The Revenant tribe of the Sarkaz possesses the unique ability to bind themselves to the living plane through objects. According to Tezzeret, the furnaces of the Sarkaz burn eternally, fueled only by their wrath. He was even capable of fetching you a sample through the Planar Bridge- and your results were what truly fomented Norn's interest on this plane. The metal is not merely possessed, as a common wraith would- it is fused to the soul, the chunk of the possessing spirit you extracted (before it dissolved into nothing) somehow existing as something both dead and alive.

It could be a clue on the matter of compleating planeswalkers- something you have long been searching for despite Norn continuously telling you to turn your mind towards more "achievable" pursuits. That said, some Sarkaz leaders have placed a hefty bounty on Tezzeret's head, and thus you will have to research it yourself.

Hm, now that you think about it, this line of research is something that Urabrask would surely have been interested in, if he still appeared in your reunions. Oh well. It's his loss.

[ ] Sami.

Tezzeret's old employer Nicol Bolas had mentioned, at some point, the possibility of a still-operational method of travel between planes- some sort of artifact that could open gates through the Blind Eternities. Some unspecified danger existed around these artifacts, as such that Bolas was hesitant to approach them before reattaining his so-called godhood.

You are a little bit hesitant yourself- despite your mind being far superior to the Elder Dragon's own, you must admit that you are not as resilient nor as personally powerful as he was. And you do not possess the ability to freely planeswalk away from danger But, well, Norn's insanity knows no bounds, and once she had heard the word "planar portal" her addled mind surely must have jumped to "invasion" and that's well and good but it resulted on the unfortunate occurrence of you not being allowed to return to Phyrexia without at least some kind of sample. Ugh.

Still, Norn wishes, you must actualize. At the very least you have a good place to start, and exploring the opportunities that space has to offer for your experimentation is worth a pointless period of diversion. And there is a native population to exploit for information. Compleating one or two dozen should get you some native guides, and if all else fails they can deal with whatever dangers await around the artifact, not you. Nobody said you had to retrieve the portal personally, after all.



You stumble through the battlefield, looking for something that is not flesh. You already have more than enough. Surely there must have been some caster who let their focus fall-

Ah.

Here it is.

You look at what you came to this plane to search for- or at least, a trace of it.

It is a staff. The utilitarian design pleases you- no wastefulness anywhere, and the ergonomic design shows both competent artifice and the practicality that can only be found in something designed for mass production.

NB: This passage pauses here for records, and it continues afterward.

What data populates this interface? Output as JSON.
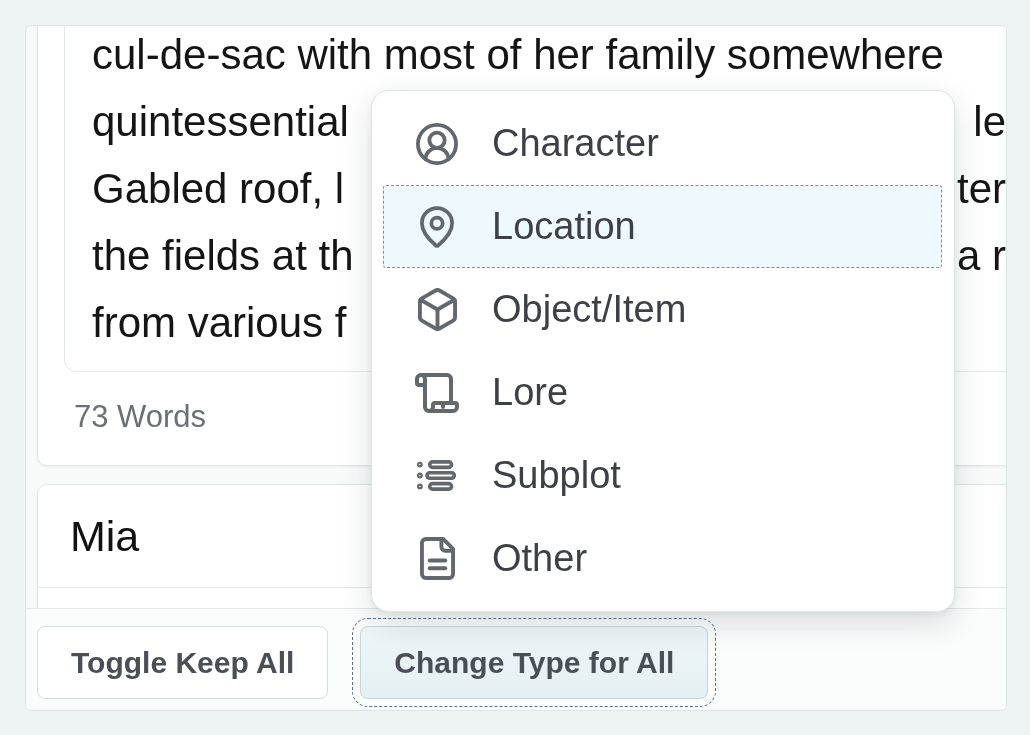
{
  "entries": [
    {
      "description_lines": [
        {
          "start": "cul-de-sac with most of her family somewhere"
        },
        {
          "start": "quintessential",
          "end": "le"
        },
        {
          "start": "Gabled roof, l",
          "end": "ter"
        },
        {
          "start": "the fields at th",
          "end": "a r"
        },
        {
          "start": "from various f"
        }
      ],
      "word_count": "73 Words"
    },
    {
      "name": "Mia"
    }
  ],
  "footer": {
    "buttons": [
      {
        "label": "Toggle Keep All",
        "expanded": false
      },
      {
        "label": "Change Type for All",
        "expanded": true
      }
    ]
  },
  "type_menu": {
    "items": [
      {
        "kind": "person",
        "label": "Character",
        "selected": false
      },
      {
        "kind": "pin",
        "label": "Location",
        "selected": true
      },
      {
        "kind": "cube",
        "label": "Object/Item",
        "selected": false
      },
      {
        "kind": "scroll",
        "label": "Lore",
        "selected": false
      },
      {
        "kind": "list",
        "label": "Subplot",
        "selected": false
      },
      {
        "kind": "document",
        "label": "Other",
        "selected": false
      }
    ]
  }
}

You raise it to eye level. The crystal in the top- does not radiate even one drop of mana- in fact, it seems to suck it greedily out of the air.

You do not touch it. You are no fool. You will take it with you, but first you must find a place to store it safely. You reach out and unlatch the skull of a soldier, and begin the tedious but necessary work of defleshing it. Bit by bit, layer by layer, you have a suitable place to store the gems- which you peel off from their casings and unlatch from mechanisms one by one.

Here. You now have a human skull with odd growths- horns- on the side, filled entirely with Originium crystals.

You pause.

There is something else you need.

With a sigh, you place the skull on the ground and go searching around the bodies for someone that has pants your size.



How could there be none?!

In this entire battlefield, amidst hundreds, thousands of bodies of humans, some of which veritable giants for the unimpressive standards of their race, how could there be no one wearing pants that fit you!?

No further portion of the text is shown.